Por se tratar de uma modalidade de risco, pois envolve startups, Rodrigues explica que a plataforma terá vários disclaimers para definir o perfil do investidor e alertá-lo. Nesse sentido, a empresa vai apostar em suas iniciativas de educação para conscientizar as pessoas a operarem de maneira responsável, mas não deve contar com o suporte direto de assessores em um primeiro momento, pois o crowdfunding ainda não está no escopo de atuação permitido à categoria.
“Perdemos uma batalha em 2017, quando a CVM não permitiu a entrada dos assessores e deixou o papel de orientação com as plataformas. Agora em julho, o regulador deve soltar uma resolução mais permissiva, abrindo a possibilidade de contratarmos promotores da oferta, que podem ser assessores. Eles vão poder indicar ativos ou mesmo fazer a operação pelo cliente, aponta Rodrigo Carneiro, que também é cofundador da SMU
A empresa já conta com um sistema de divulgação de fatos relevantes e disponibiliza aos financiadores relatórios de RI a cada três meses. Agora, esses documentos ficarão abertos a todos e podem ser usados como subsídio pelos profissionais do setor. “Imaginamos que, em breve, os assessores vão ter uma participação mais ativa na orientação e disseminação desse tipo de investimento”, completa Carneiro.
No início, a quantidade de emissores será limitada a 10 startups.
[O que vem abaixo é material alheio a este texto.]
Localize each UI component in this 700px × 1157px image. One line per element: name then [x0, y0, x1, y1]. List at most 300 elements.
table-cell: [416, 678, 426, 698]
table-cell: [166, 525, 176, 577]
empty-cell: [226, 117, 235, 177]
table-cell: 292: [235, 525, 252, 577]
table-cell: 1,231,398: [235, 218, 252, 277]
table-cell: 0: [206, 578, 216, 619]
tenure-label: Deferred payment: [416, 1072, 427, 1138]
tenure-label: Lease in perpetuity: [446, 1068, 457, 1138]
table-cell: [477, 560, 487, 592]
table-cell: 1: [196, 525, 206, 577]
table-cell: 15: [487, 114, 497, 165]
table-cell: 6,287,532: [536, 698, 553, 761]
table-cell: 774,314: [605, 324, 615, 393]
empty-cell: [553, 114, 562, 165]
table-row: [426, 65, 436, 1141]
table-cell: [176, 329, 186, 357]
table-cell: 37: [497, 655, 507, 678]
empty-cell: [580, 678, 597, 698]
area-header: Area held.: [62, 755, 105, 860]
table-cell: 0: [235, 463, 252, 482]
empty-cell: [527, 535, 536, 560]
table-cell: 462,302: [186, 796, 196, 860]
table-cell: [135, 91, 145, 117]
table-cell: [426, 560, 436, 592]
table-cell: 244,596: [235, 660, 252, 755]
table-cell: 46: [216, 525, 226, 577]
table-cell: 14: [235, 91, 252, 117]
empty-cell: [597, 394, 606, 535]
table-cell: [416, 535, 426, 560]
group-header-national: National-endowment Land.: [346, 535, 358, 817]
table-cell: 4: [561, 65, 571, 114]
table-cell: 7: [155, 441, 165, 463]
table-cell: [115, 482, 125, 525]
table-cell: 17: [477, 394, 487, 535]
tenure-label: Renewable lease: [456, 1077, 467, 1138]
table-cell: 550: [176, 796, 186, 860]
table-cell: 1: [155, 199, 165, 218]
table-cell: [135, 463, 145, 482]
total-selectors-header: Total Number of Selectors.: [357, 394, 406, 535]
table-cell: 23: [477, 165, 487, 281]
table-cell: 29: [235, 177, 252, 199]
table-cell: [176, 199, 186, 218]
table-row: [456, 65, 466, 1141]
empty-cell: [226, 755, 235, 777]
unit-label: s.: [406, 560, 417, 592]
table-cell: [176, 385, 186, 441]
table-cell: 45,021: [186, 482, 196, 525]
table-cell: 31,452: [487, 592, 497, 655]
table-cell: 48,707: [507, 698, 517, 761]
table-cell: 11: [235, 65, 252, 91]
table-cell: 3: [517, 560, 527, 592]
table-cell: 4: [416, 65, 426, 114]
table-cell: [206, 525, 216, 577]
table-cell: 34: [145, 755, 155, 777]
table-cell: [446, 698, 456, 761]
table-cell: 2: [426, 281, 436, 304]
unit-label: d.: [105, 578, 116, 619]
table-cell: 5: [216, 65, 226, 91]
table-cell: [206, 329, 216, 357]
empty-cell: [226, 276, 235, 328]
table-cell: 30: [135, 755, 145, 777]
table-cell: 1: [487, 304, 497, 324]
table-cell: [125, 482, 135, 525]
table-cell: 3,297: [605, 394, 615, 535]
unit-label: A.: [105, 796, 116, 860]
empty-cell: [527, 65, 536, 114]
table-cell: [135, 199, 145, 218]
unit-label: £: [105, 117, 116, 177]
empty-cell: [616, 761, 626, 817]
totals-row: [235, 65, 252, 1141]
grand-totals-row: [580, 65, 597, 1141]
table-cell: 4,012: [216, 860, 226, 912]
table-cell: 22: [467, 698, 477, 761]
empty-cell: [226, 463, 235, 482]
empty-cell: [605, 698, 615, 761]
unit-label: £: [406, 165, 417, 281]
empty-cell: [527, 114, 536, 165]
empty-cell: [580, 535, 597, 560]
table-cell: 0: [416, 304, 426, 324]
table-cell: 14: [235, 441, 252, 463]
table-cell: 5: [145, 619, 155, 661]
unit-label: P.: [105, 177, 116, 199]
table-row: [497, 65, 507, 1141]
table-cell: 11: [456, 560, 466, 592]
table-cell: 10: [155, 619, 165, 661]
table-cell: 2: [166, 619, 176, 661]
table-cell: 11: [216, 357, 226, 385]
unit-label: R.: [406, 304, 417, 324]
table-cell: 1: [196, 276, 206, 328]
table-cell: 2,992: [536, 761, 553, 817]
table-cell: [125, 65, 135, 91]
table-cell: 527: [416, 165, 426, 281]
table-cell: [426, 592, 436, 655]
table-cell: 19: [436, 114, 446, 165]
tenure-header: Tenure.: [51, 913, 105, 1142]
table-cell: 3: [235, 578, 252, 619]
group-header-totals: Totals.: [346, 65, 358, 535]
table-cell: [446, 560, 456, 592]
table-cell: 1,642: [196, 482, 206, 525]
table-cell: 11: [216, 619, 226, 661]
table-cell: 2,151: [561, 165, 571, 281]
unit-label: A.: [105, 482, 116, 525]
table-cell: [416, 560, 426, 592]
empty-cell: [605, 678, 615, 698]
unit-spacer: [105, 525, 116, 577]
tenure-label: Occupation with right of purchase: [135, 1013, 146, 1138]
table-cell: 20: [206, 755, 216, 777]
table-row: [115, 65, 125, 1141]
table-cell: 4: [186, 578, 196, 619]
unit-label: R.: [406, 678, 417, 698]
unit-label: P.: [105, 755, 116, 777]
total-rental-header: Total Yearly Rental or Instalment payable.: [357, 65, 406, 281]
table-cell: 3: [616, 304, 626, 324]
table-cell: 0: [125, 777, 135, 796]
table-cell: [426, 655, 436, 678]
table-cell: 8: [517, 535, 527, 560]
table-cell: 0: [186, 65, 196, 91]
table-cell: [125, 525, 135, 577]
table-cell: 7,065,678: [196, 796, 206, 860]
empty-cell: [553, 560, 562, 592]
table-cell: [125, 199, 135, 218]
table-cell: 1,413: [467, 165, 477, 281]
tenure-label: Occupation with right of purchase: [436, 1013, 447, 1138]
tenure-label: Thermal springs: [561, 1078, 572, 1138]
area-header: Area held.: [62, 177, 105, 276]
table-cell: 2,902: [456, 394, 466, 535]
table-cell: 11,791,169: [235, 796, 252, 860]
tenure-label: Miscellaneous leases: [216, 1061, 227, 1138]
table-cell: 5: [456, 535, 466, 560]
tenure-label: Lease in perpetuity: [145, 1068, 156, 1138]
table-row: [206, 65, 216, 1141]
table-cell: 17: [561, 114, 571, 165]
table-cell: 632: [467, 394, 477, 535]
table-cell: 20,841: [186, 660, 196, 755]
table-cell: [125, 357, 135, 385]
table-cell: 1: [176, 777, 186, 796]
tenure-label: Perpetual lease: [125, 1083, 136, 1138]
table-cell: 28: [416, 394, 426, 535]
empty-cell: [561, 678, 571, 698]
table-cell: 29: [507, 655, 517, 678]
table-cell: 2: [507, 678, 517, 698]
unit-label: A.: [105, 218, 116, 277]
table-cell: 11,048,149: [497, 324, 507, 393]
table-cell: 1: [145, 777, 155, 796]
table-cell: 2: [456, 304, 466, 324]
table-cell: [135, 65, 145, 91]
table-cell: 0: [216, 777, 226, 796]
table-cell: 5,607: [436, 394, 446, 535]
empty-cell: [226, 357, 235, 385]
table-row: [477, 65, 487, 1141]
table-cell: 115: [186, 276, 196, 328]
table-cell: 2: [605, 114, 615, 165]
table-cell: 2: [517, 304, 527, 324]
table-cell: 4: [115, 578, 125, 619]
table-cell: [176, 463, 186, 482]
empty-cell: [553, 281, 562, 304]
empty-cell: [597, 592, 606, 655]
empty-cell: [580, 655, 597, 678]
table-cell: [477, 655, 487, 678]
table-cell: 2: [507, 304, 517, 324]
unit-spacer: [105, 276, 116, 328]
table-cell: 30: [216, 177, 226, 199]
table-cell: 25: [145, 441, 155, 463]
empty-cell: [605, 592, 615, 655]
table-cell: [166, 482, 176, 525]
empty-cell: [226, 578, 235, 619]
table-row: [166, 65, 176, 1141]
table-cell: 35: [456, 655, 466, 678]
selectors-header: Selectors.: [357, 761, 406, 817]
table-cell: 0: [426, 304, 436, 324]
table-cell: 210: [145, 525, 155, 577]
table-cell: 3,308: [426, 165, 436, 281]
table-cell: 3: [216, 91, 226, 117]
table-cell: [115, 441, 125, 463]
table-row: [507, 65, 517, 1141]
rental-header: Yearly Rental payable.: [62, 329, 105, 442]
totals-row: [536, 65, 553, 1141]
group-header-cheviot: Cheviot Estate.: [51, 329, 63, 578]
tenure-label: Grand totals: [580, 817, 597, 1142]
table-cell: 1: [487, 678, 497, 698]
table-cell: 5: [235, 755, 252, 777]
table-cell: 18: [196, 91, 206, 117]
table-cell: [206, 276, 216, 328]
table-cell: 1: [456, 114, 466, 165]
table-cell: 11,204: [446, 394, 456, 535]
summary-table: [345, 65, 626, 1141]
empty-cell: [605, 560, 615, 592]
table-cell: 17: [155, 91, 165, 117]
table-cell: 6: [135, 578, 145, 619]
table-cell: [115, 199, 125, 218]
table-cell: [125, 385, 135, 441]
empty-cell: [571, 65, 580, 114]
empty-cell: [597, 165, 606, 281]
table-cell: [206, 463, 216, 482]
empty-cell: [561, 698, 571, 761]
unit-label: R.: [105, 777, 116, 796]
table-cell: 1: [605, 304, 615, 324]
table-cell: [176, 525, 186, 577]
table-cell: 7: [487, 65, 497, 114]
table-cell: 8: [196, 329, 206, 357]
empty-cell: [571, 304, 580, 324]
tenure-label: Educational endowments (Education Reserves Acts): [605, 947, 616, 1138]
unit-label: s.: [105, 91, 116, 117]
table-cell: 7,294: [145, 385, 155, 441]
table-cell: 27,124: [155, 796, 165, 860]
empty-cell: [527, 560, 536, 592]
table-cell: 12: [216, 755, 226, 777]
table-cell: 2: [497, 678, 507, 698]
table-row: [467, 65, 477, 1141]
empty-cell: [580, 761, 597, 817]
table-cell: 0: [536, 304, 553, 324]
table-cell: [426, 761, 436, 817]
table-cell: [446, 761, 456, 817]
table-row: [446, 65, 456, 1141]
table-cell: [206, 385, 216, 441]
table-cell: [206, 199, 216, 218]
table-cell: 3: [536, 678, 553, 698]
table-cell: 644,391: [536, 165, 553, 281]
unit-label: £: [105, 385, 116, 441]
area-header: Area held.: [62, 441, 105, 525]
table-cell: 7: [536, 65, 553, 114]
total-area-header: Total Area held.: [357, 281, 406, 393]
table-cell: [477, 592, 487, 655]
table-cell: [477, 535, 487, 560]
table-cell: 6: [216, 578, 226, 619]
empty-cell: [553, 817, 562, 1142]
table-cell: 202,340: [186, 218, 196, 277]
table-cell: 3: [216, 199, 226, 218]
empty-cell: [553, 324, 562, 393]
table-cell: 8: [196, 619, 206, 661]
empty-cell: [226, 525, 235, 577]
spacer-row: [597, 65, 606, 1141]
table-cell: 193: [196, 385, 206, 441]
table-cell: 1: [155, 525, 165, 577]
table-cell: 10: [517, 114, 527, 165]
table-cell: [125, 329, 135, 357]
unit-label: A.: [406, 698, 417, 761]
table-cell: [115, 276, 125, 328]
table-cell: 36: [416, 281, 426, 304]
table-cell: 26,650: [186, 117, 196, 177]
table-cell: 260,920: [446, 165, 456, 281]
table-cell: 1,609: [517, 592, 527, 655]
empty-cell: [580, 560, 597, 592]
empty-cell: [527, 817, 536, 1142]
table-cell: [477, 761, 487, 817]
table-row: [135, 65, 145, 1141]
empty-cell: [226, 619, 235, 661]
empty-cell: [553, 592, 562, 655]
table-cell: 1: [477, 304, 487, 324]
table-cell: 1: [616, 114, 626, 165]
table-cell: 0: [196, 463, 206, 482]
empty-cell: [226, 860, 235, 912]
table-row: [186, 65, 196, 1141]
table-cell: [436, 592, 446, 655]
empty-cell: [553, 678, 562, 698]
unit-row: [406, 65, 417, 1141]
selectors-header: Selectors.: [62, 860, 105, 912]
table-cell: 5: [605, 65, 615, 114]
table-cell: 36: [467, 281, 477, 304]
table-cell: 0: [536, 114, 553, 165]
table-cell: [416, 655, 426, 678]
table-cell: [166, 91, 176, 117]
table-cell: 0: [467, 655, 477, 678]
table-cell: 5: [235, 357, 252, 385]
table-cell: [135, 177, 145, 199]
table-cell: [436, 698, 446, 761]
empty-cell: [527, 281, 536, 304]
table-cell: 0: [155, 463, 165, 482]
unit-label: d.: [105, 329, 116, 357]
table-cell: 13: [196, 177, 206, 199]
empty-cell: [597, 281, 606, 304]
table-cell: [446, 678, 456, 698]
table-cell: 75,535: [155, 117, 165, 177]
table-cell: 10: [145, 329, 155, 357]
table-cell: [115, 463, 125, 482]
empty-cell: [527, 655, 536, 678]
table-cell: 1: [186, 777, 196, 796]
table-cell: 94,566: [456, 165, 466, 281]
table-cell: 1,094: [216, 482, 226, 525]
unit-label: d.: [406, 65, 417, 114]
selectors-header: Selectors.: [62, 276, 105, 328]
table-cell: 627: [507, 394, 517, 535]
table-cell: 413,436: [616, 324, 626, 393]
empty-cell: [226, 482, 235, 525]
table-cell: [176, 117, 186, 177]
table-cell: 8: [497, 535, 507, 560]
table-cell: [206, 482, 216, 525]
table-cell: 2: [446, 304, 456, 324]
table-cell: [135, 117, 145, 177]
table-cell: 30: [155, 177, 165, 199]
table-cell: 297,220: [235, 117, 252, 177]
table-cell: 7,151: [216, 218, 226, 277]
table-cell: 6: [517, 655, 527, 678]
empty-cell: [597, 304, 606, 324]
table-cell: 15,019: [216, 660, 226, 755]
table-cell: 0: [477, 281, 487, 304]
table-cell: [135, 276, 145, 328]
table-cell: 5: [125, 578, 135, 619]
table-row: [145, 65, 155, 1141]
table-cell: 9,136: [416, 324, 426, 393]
Para se habilitar a participar das negociações no mercado secundário, a pessoa precisará ter realizado ao menos um investimento em empresa por meio de crowdfunding, seja pela SMU ou via outra plataforma. Uma das primeiras companhias a negociar seus tokens no novo ambiente será a Flapper, de aluguel de aviões executivos, que recebeu R$2,5 milhões em aportes de 211 investidores.
Matéria publicada na edição 42 da revista CRC!News.